They're finally here: the first target date ETFs. Eagerly anticipated and a critical piece of the XShares platform plan, target date funds have already hit the rest of the fund market in force. But it's not all cookies and cream.
If you open the hood, the TD Waterhouse funds actually look like a solid offering. Great job from Heather Bell in her recent article, by the way, in breaking down how these funds and comparables in the fund industry look. The problem with these funds in general, however, is that they're all over the map. Some of them are solid index offerings with reasonable-looking balances of equity to fixed-income exposure. Others are loaded dumping grounds for underperforming active funds combined in perplexing asset class combinations.
I've long strongly felt that this was the direction that more of the vast middle of the mutual fund market needs to head. Most investors are completely clueless about investing and mutual funds. In one classic example, I believe it was George Daniels at Global Index Advisors (who put together the Dow Jones target date index portfolios) who told me that with some plans they were seeing the most popular election (say, five funds from conservative, meant for those about to retire, to aggressive for the 25-year-old go-getters) being an equal allocation across the funds, which of course is completely useless.

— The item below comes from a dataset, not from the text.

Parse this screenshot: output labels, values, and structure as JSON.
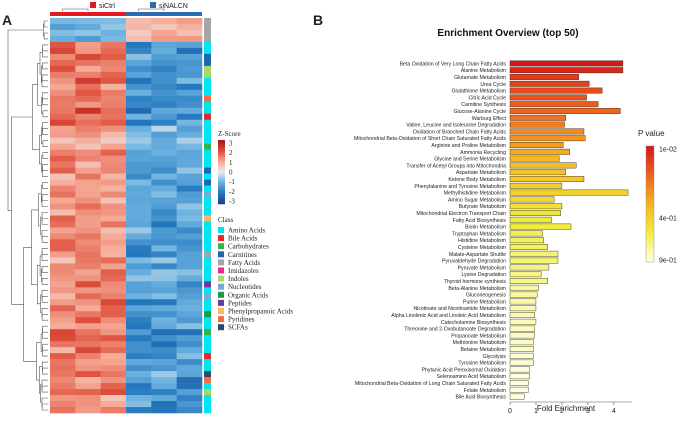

So I favor these things in a big way—to the extent that I think they should be the default election in most 401(k) plans, as huge numbers of people put money in and just do nothing—but I also think that there needs to be some order put into this house.
What is a reasonable asset allocation? Are there sensible index (or at least low-fee) options in the plan? How are funds selected for inclusion in these portfolios? Unfortunately none of these questions have easy answers. And for the people sophisticated enough to ask them, these sorts of funds probably paint with too broad of strokes anyway.
The best we can do is try to promote good target date benchmarks and try to get that information out to the investing public... and to continue the fight to turn the 401(k) plan into something other than another 25 years of bloated mediocrity.